USD/JPY bounced off the long-term Fib retracement level (61.8%) of the 2023 low to 2024 high at 140.48. This comes after five straight down days last seen at the start of August. US yields consolidated around recent lows. The BoJ is expected keep rates steady at its Friday meeting, though Governor Ueda is likely to be relatively hawkish.

AUD struggled above minor Fib retracement at 0.6759 as it printed a narrow range doji. But it outperformed most of its peers. USD/CAD looked to be pushing higher after soft CPI data. Annual inflation slowed one-tenth more than expected to 2% from 2.5% in July, marking the coolest pace since February 2021. The inflation battle seems close to being won though more rate cuts are priced in. Markets see roughly 100bps of easing in total in the final three BoC meetings of 2024.   

US Stocks: Stocks were mixed with the standout sector being energy while healthcare and consumer staples lagged. The S&P 500 added 0.03% to settle at 5,635. The tech-laden Nasdaq 100 gained 0.05% to finish at 19,432. The Dow closed 0.04% lower at 41,606 and hit a record intraday high for a second straight day. The benchmark S&P 500 is now up 4.18% over the past seven consecutive days to its fourth highest close in history. Energy was buoyed by strength in the crude complex amid escalating geopolitical updates after thousands of Hezbollah pager devices exploded.

Asian stocks: Futures are mixed. Asian stocks were mostly in the green with investors awaiting the Fed decision. The ASX 200 printed a fresh intraday record high on tech and real estate gains. The Nikkei 225 moved lower on yen strength and its return after a long weekend. The Hang Seng eventually climbed higher. Hong Kong’s biggest IPO in three years saw Midea H shares jump over 8% on debut.

Gold turned lower from record highs on better bid yields and the dollar. Traders are glued to the FOMC meeting.

Day Ahead – FOMC Meeting

Finally, as Jay Powell recently said, “the time has come and the direction of travel is clear”. So, we know we will get a first rate cut in four years. This comes after the biggest inflation surge since the 1970s and the worst global health crisis in over 100 years. But the size of that move and what comes after is still hugely up for debate. The odds have swung quite wildly, and certainly alot very recently. A not-as-bad-as-expected NFP lowered bets on a 50bps move, the hotter than forecast core m/m CPI print also did that.

But a procession of stories in the media have speculated about the dilemma the Fed faces and whether they should kick off this cycle with front-loading and a half-point reduction. Is the Fed behind the curve? Is the employment side of the mandate deteriorating enough? Do the Fed know something markets and investors don’t? There are many, many questions which typically shouldn’t be the case ahead of such a pivotal and historic meeting.

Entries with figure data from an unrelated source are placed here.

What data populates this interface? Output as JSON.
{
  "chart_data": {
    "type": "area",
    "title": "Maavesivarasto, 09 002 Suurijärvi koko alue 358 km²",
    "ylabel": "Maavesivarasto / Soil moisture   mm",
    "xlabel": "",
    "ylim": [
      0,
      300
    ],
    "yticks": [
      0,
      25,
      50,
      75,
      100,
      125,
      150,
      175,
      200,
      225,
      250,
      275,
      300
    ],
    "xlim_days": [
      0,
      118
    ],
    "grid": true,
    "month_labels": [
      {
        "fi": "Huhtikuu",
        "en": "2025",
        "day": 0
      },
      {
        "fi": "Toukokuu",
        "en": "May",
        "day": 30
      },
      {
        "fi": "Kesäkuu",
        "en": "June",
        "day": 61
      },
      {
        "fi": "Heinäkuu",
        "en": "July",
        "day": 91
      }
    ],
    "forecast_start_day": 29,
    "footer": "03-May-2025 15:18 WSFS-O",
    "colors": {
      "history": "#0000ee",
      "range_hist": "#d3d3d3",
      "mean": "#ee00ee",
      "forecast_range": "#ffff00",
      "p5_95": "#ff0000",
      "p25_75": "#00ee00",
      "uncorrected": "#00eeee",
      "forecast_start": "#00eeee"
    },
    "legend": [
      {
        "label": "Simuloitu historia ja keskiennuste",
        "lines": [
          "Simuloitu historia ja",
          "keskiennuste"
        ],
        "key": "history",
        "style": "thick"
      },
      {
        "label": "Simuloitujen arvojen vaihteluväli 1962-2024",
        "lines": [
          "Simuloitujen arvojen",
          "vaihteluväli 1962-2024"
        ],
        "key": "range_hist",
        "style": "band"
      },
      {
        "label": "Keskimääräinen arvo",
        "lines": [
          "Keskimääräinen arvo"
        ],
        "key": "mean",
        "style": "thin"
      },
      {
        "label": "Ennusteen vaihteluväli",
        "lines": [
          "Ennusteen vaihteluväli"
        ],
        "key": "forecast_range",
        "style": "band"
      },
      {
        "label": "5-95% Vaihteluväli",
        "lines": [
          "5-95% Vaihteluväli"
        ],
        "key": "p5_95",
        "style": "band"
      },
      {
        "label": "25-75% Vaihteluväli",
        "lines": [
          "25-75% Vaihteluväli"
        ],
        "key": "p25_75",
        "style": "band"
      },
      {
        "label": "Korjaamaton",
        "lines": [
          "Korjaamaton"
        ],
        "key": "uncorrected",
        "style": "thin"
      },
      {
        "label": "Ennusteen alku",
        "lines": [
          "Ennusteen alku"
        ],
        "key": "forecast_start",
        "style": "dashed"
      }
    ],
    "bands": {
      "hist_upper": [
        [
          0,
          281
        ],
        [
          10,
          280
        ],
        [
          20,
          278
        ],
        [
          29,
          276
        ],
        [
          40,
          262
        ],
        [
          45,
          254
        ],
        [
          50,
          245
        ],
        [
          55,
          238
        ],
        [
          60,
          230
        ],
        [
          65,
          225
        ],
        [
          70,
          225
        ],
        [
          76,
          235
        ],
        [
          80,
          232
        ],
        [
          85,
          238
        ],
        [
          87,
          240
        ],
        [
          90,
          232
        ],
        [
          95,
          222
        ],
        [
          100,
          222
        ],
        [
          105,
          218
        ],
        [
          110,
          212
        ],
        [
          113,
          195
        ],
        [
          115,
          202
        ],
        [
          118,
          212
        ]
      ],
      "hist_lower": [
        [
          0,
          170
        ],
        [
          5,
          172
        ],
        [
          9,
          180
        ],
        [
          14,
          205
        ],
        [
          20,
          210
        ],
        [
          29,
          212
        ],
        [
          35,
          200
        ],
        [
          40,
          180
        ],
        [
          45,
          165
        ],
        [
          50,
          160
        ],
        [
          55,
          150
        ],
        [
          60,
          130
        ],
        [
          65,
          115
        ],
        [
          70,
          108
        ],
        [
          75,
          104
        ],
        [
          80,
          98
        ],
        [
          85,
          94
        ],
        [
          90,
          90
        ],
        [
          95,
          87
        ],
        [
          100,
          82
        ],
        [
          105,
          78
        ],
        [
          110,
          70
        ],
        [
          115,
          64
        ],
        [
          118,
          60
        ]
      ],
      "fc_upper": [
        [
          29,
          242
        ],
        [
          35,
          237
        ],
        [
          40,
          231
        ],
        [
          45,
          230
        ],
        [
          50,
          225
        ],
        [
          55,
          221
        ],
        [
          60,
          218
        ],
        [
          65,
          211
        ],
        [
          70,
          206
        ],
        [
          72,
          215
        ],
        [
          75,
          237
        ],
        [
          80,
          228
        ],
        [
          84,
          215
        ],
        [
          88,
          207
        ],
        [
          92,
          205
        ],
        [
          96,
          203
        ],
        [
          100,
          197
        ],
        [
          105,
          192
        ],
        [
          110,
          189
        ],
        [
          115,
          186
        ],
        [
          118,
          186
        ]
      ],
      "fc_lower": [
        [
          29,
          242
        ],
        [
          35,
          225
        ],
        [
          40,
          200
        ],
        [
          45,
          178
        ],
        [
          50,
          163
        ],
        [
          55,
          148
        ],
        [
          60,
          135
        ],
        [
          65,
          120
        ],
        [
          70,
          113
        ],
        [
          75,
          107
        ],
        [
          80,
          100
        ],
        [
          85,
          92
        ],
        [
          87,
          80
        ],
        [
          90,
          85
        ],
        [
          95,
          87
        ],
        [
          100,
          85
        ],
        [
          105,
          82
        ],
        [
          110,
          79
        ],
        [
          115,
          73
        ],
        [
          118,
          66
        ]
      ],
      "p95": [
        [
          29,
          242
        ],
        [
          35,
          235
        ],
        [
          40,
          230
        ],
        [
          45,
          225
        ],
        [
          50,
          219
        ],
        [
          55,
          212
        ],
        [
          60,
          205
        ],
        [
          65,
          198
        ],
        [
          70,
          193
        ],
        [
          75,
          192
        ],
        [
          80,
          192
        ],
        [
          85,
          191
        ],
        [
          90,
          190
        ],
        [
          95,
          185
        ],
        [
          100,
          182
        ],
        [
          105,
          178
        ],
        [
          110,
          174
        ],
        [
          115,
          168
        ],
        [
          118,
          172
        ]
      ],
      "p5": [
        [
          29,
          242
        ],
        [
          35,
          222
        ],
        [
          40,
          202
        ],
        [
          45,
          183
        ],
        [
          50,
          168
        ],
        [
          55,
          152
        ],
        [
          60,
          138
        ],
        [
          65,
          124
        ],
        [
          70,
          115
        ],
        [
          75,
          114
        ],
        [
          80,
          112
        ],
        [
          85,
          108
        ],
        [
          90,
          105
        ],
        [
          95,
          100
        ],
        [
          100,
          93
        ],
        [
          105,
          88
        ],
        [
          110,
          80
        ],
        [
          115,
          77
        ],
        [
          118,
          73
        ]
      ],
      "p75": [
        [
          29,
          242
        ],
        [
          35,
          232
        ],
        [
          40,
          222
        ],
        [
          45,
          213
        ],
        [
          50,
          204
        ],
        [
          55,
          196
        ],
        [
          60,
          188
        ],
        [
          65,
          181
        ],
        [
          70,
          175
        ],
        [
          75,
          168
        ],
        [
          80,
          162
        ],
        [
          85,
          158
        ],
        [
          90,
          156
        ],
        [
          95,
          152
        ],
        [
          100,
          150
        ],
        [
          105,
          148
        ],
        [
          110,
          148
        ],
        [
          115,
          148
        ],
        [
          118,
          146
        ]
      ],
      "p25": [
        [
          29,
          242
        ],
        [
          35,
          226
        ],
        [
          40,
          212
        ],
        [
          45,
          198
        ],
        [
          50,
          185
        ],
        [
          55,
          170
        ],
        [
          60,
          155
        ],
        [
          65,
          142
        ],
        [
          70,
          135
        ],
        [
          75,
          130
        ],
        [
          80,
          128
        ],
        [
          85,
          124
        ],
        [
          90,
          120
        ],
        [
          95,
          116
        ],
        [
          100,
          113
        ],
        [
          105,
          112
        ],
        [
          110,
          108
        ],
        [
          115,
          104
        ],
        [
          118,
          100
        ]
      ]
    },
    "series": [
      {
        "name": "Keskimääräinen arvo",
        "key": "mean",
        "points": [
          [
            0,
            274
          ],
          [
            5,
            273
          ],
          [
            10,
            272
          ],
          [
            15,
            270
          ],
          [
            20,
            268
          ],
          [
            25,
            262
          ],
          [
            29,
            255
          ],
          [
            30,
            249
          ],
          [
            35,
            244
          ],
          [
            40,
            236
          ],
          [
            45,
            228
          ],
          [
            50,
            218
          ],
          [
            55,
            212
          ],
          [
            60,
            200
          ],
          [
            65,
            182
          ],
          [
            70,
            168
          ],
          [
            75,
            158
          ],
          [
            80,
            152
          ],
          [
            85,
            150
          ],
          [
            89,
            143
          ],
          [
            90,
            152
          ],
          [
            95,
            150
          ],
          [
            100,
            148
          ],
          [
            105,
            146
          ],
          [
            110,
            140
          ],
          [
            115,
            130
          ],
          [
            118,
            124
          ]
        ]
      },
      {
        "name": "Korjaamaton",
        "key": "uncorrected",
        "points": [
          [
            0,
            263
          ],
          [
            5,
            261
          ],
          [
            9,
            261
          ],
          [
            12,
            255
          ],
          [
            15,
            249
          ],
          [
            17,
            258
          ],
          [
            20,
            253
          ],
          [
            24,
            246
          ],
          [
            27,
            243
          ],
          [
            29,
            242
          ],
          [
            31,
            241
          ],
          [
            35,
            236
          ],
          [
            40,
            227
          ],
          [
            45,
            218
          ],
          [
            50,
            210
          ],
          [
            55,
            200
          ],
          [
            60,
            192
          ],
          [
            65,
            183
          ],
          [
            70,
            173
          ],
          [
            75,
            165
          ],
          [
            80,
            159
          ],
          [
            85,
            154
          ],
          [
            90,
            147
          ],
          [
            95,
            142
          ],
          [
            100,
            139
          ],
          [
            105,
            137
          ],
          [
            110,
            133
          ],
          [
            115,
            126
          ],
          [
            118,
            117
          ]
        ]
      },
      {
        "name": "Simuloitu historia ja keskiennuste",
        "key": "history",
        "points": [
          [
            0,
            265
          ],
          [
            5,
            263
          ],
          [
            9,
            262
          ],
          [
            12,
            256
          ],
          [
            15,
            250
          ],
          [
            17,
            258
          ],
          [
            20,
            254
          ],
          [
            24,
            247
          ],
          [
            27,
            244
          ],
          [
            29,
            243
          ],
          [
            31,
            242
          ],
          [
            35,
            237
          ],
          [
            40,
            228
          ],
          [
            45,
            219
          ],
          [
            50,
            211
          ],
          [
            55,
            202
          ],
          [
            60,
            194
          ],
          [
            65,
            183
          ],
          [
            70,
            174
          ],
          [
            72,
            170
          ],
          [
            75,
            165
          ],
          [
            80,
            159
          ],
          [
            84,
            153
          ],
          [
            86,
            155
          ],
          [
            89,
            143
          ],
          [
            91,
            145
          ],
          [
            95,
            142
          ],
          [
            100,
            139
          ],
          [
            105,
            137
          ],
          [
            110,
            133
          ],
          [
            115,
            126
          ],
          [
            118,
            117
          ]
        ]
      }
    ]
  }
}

Chart of the Day – Dollar Index on big support

Updated economic projections and dot plot will inform markets on the pace and size of rate cuts coming in the months ahead. A Bloomberg survey expects the Fed to pencil in the median 2024-end dot at 4.9% versus the previous 5.1% in June. 44% of economists surveyed expect the Fed will tweak the statement to acknowledge the possibility of further adjustments. Markets price in over 115bps of cuts for the next three meetings – at this one, November and December. We think that is too much when the eoconmy is not exactly down and out, markets are functioning well and stocks are close to all-time highs. GDP forecasts for Q3% have jsu tbeen upgraded to 3%. But dual mandate data has been incrementally dovish since the July decision. And that meeting saw several officials state that recent data had provided a plausible case for a cut.

The December bottom in the Dollar Index at 100.61 has proved a tough nut to crack so far, in the last few weeks. A rebound may encounter resitance at the 21-day SMA at 101.24 and minor Fib retracement at 101.88. A breakdown on a very dovish Fed outocme, which seems tough to call, resides at the July 2023 low at 99.57.